Auburn and Northern Electric Railroad

Overview
- Locale: New York, USA
- Dates of operation: 1904 (chartered) 1908–1931
- Predecessor: Auburn and Syracuse Electric Railroad
- Successor: Empire United Railways Rochester and Syracuse Railroad

= Auburn and Northern Electric Railroad =

Former railroad in New York

Chartered in 1904 by the Beebe Syndicate, the Auburn and Northern Electric Railroad connected the city of Auburn, New York with the Rochester, Syracuse and Eastern Railroad at Port Byron, New York to the north. The New York Board of Railroad Commissioners authorized construction and a $1 million mortgage to the A&N in 1905 so it could build 12 mi of track between Auburn and Port Byron. Lease of the line to be used by A&N was negotiated at an Auburn and Syracuse Electric Railroad stockholders' meeting in May 1907.

Construction of the line was contested by the Lehigh Valley Railroad who initiated a frog war when the A&N tried to build a crossing at its tracks; the A&N obtained an injunction and continued building. The railroad began operation in 1908. Lehigh Valley Railroad kept the crossing as a point of contention with an order from the railroad commission in 1909 requiring the A&N to install and operate derails at the crossing.

In 1913, it was consolidated with the RS&E and the Syracuse, Lake Shore and Northern Railroad to form Empire United Railways.

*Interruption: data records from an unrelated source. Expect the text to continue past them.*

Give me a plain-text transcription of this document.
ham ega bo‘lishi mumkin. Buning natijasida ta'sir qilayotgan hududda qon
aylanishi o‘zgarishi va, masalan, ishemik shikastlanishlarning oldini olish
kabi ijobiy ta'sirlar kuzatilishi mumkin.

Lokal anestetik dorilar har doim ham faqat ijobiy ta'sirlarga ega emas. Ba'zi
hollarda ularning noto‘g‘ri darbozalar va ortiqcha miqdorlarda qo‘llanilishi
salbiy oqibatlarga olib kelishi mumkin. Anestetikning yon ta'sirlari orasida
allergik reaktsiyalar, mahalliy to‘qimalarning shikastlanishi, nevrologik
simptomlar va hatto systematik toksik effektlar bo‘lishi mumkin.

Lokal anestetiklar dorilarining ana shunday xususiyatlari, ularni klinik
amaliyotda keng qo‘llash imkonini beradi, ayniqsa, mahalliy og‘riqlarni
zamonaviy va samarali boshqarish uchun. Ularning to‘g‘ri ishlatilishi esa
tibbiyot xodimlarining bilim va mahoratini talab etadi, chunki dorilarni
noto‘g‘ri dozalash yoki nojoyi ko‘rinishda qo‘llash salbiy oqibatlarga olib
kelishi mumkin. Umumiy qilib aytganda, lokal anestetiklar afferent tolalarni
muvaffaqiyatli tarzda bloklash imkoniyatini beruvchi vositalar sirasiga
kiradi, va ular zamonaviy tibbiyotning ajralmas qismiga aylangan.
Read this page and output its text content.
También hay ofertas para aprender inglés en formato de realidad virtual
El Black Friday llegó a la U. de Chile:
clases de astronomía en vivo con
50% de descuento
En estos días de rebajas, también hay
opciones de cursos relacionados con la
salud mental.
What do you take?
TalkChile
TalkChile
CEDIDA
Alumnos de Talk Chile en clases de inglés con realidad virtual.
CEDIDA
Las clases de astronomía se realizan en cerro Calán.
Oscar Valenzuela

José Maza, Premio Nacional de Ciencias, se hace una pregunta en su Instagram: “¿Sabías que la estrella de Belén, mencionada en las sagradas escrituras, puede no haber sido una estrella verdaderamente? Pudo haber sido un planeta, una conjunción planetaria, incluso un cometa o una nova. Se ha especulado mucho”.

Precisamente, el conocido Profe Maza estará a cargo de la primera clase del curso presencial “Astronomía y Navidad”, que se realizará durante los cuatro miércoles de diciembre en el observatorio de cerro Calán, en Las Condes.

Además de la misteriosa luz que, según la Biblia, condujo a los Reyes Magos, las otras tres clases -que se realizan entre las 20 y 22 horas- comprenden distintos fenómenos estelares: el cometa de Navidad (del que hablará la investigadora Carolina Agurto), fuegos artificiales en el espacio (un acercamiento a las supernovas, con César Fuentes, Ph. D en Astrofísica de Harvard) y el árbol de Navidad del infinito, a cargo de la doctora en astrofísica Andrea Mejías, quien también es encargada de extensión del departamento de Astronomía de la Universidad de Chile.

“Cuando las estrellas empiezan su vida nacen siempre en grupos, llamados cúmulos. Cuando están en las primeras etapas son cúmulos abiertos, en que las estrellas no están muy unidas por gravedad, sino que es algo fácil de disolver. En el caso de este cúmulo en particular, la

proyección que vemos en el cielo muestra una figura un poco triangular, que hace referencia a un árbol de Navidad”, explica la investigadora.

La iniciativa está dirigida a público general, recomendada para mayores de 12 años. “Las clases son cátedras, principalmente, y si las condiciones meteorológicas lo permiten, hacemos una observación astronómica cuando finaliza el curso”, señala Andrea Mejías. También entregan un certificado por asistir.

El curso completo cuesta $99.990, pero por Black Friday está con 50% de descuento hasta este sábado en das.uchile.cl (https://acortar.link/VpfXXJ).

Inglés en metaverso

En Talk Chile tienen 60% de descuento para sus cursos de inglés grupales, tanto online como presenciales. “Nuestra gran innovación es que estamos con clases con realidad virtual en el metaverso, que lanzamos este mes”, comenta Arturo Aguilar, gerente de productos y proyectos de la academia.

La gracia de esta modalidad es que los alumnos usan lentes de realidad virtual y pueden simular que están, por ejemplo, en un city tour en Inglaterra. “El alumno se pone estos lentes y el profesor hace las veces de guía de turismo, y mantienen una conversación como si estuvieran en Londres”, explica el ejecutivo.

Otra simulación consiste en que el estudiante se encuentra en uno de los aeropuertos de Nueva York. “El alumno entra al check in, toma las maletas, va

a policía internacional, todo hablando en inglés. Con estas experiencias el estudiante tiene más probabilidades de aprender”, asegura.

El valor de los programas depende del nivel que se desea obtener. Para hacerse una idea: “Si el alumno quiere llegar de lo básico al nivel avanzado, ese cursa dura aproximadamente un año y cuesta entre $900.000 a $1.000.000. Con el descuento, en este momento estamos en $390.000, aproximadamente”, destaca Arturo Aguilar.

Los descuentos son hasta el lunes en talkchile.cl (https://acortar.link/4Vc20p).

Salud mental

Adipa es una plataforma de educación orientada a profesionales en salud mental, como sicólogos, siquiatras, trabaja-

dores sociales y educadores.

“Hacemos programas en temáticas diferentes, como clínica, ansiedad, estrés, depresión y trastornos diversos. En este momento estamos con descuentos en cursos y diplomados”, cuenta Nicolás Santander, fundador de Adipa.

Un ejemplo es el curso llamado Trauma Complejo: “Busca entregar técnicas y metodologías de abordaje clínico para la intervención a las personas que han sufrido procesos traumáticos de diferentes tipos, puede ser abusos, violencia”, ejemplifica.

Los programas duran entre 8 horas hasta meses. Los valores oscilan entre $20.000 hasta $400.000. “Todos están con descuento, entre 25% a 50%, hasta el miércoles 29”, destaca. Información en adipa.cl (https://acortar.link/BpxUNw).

A short-lived union, the new company encountered financial trouble in 1916 and the RS&E was reorganized as the Rochester and Syracuse Railroad. The A&N and the SLS&N were reorganized as the Empire State Railway in 1917 after Beebe Syndicate control came to an end. The A&N entered receivership in 1928. The R&S leased the former A&N starting in 1931 until the end of all service that June.